En fin de matinée du 1er juin 1962, dans le département d’Alger, sur la route départementale reliant les communes de Koléa et Douaouda, ma mère, Mme-Hortal, domiciliée à Douaouda, ainsi que M. Robert Péres, un jeune camarade qui avait accepté de la conduire à Koléa dans sa voiture personnelle malgré l’insécurité, ont été victimes d’un enlèvement par des musulmans (éléments du F.L.N. ou Force Locale, ce qui était équivalent). Depuis ce jour, toutes les démarches possibles et imaginables ont été effectuées. Mes beaux-parents, M. et Mme Jaquot, de Boufarik, sont allés déposer plainte à la gendarmerie encore française, ainsi qu’au commissariat de police, dont dépendait la Force Locale de Koléa. Mon épouse a alerté les militaires français de Sidi-Ferruch, qui ont répondu qu’ils n’avaient pas l’autorisation d’intervenir.
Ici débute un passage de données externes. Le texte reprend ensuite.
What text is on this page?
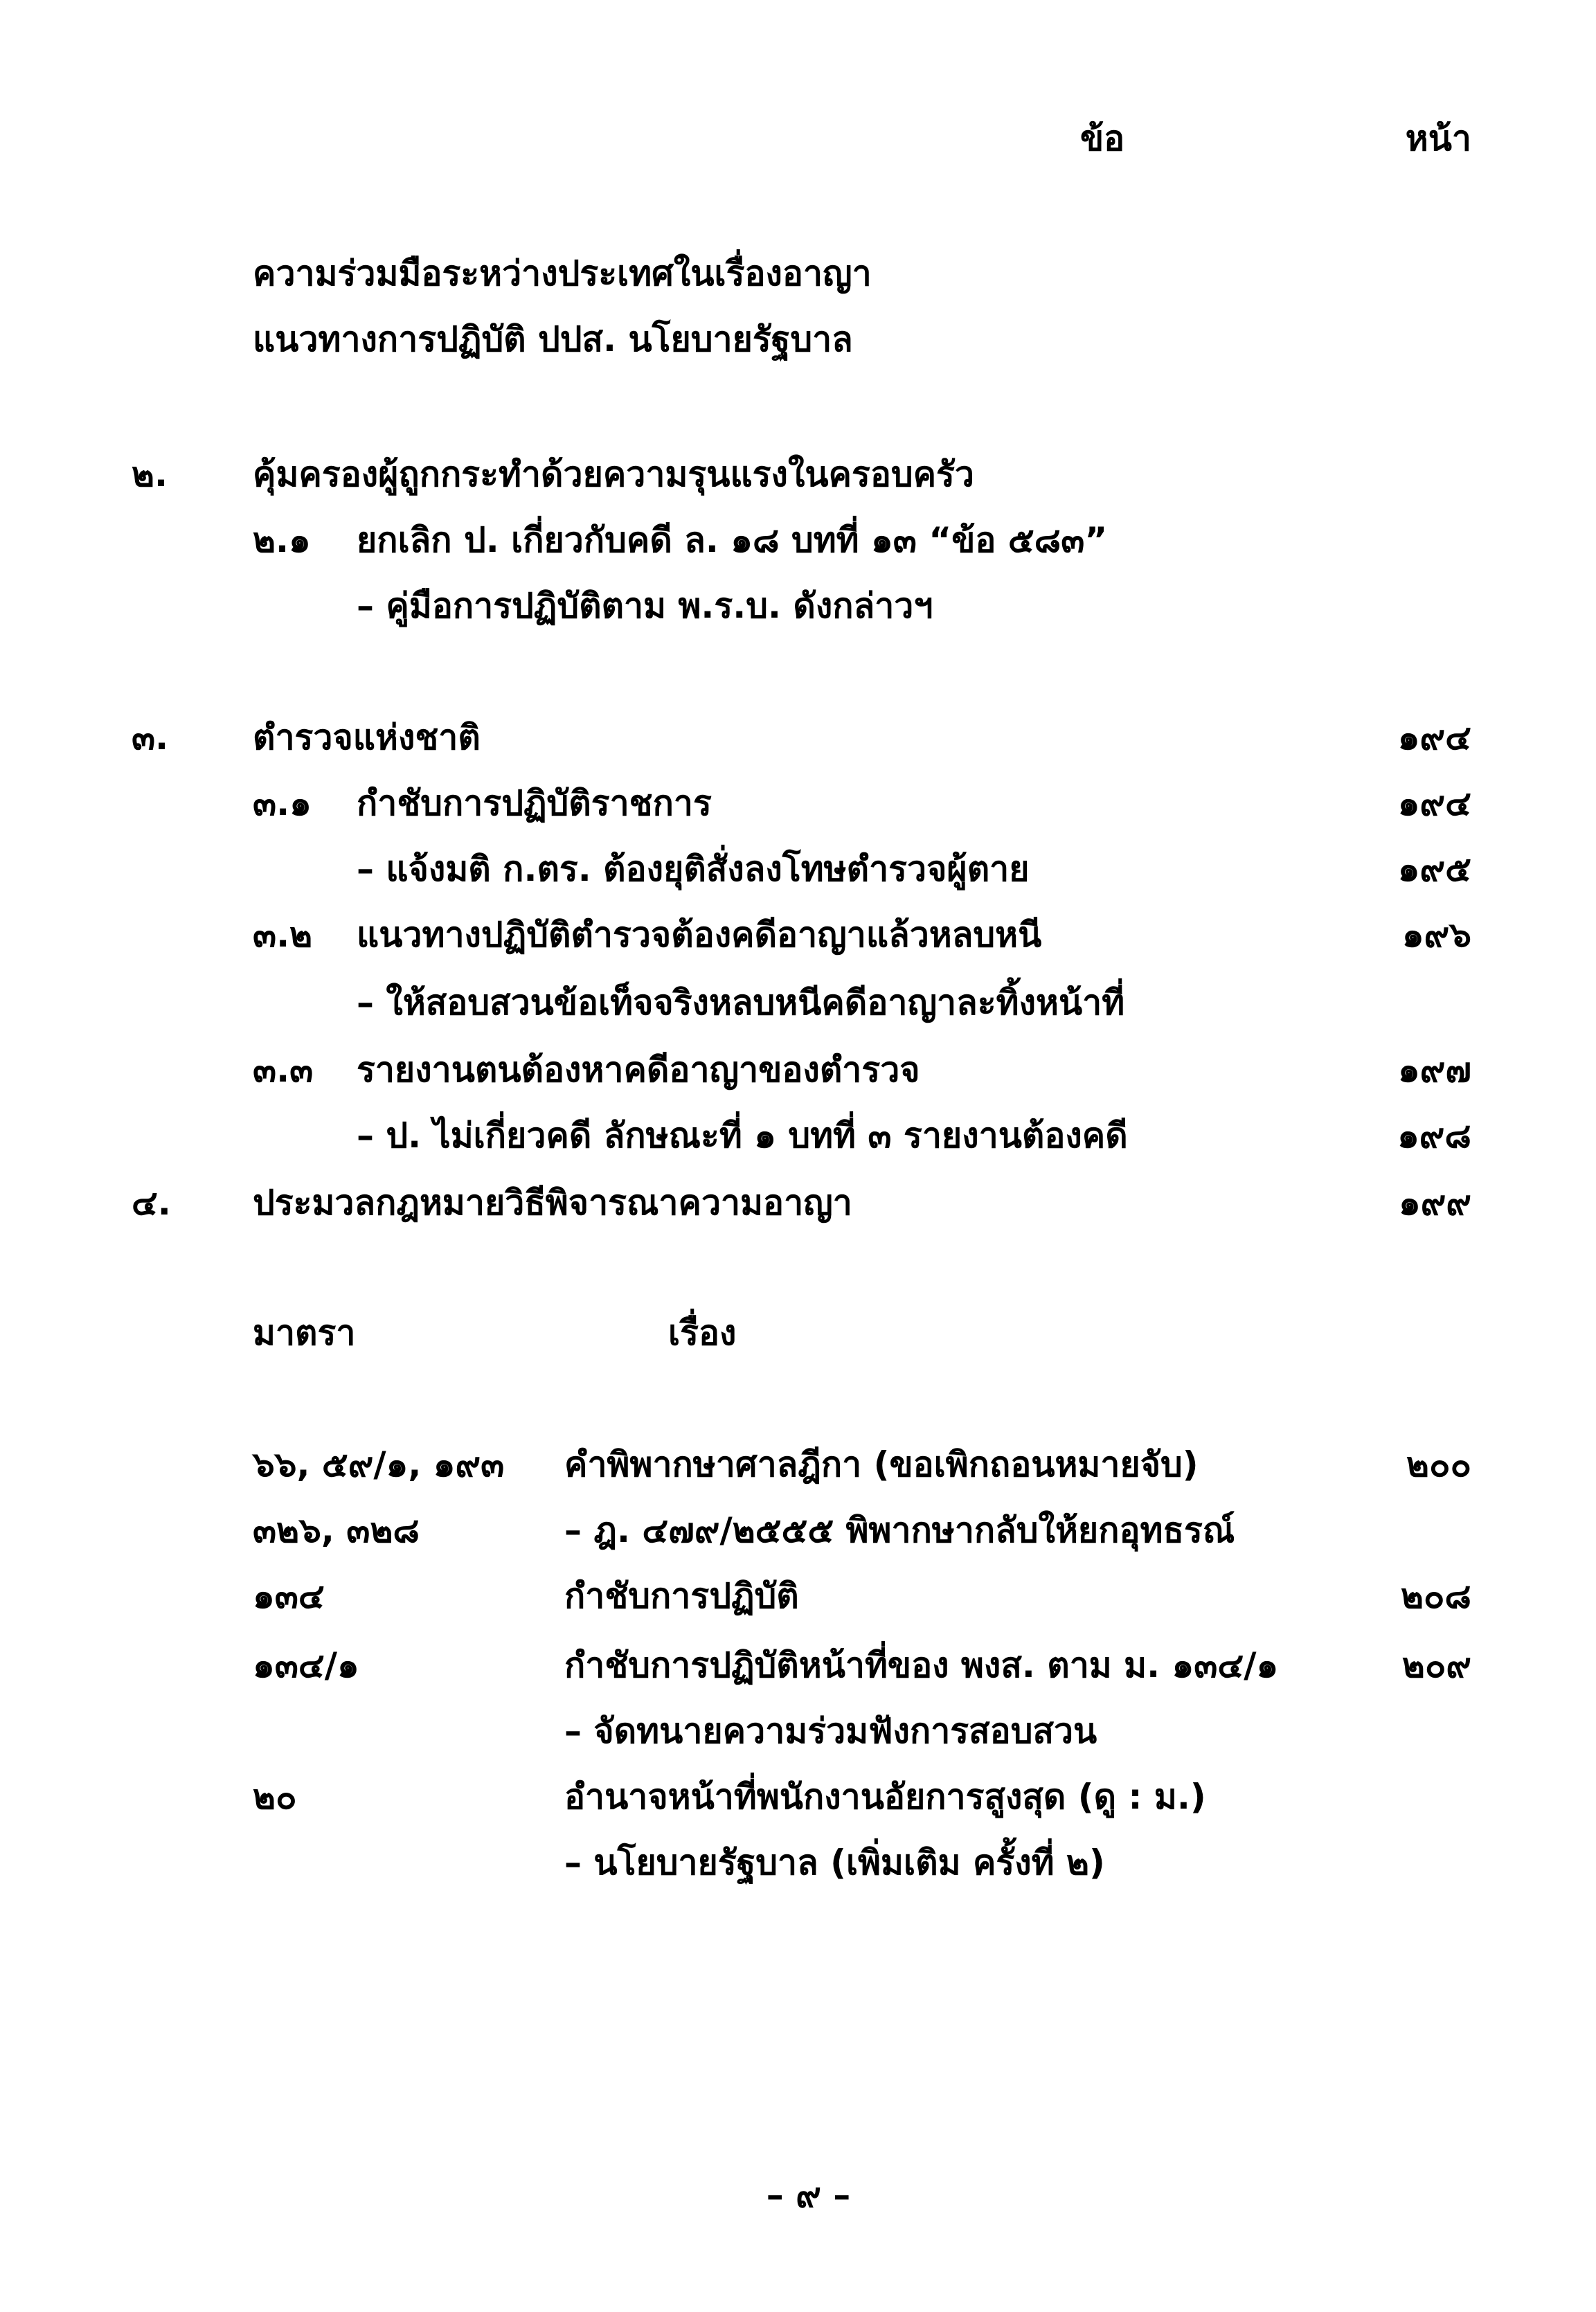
ข้อ	หน้า
ความร่วมมือระหว่างประเทศในเรื่องอาญา
แนวทางการปฏิบัติ ปปส. นโยบายรัฐบาล
๒. คุ้มครองผู้ถูกกระทำด้วยความรุนแรงในครอบครัว
๒.๑ ยกเลิก ป. เกี่ยวกับคดี ล. ๑๘ บทที่ ๑๓ “ข้อ ๕๘๓”
– คู่มือการปฏิบัติตาม พ.ร.บ. ดังกล่าวฯ
๓. ตำรวจแห่งชาติ	๑๙๔
๓.๑ กำชับการปฏิบัติราชการ	๑๙๔
– แจ้งมติ ก.ตร. ต้องยุติสั่งลงโทษตำรวจผู้ตาย	๑๙๕
๓.๒ แนวทางปฏิบัติตำรวจต้องคดีอาญาแล้วหลบหนี	๑๙๖
– ให้สอบสวนข้อเท็จจริงหลบหนีคดีอาญาละทิ้งหน้าที่
๓.๓ รายงานตนต้องหาคดีอาญาของตำรวจ	๑๙๗
– ป. ไม่เกี่ยวคดี ลักษณะที่ ๑ บทที่ ๓ รายงานต้องคดี	๑๙๘
๔. ประมวลกฎหมายวิธีพิจารณาความอาญา	๑๙๙
มาตรา	เรื่อง
๖๖, ๕๙/๑, ๑๙๓ คำพิพากษาศาลฎีกา (ขอเพิกถอนหมายจับ)	๒๐๐
๓๒๖, ๓๒๘	– ฎ. ๔๗๙/๒๕๕๕ พิพากษากลับให้ยกอุทธรณ์
๑๓๔	กำชับการปฏิบัติ	๒๐๘
๑๓๔/๑	กำชับการปฏิบัติหน้าที่ของ พงส. ตาม ม. ๑๓๔/๑	๒๐๙
– จัดทนายความร่วมฟังการสอบสวน
๒๐	อำนาจหน้าที่พนักงานอัยการสูงสุด (ดู : ม.)
– นโยบายรัฐบาล (เพิ่มเติม ครั้งที่ ๒)
– ๙ –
Je suis moi-même allé jusqu’à Rocher Noir, rencontrer M. Farès, devenu gouverneur temporaire de l’Algérie. Mon épouse est revenue à Douaouda pour essayer d’obtenir des renseignements auprès de la population indigène par l’intermédiaire d’un Arabe habitant le village (et soupçonné d’avoir des liens avec le F.L.N.). Rien n’y a fait. Ma famille et moi sommes rentrés en France le 14 juin 1962, mais nous n’avons pas cessé pour autant nos démarches. En Algérie, mon beau-père écrivait ou allait régulièrement voir le consul. Nous-mêmes écrivions souvent à ce dernier et par la suite à l’ambassadeur également. Lettres au Secrétariat des Affaires Algériennes ont suivi en 1962, 1963, 1964, 1965. En 1962, nous avions même écrit au président de la République. Mes beaux-parents ont rencontré quelques fois les représentants de la Croix-Rouge en Algérie, tant qu’ils sont restés. Bien sûr, nous avons eu des réponses à nos courriers, mais toujours du même genre, ne laissant jamais grand espoir. Puis, un jour de 1966, nous avons été avisés de la déclaration judiciaire du décès de notre mère prononcée par le tribunal de grande instance la Seine, à la requête de Paul Hortal. Ni Yvette Hortal, ni moi-même Charles Hortal, n’avions voulu en faire la demande ne voulant pas par cela libérer l’État de sa responsabilité, et aussi, sans doute, compte tenu d’un vain espoir. Nos pensées vont également à Robert Péres et à tous nos disparus d’Algérie.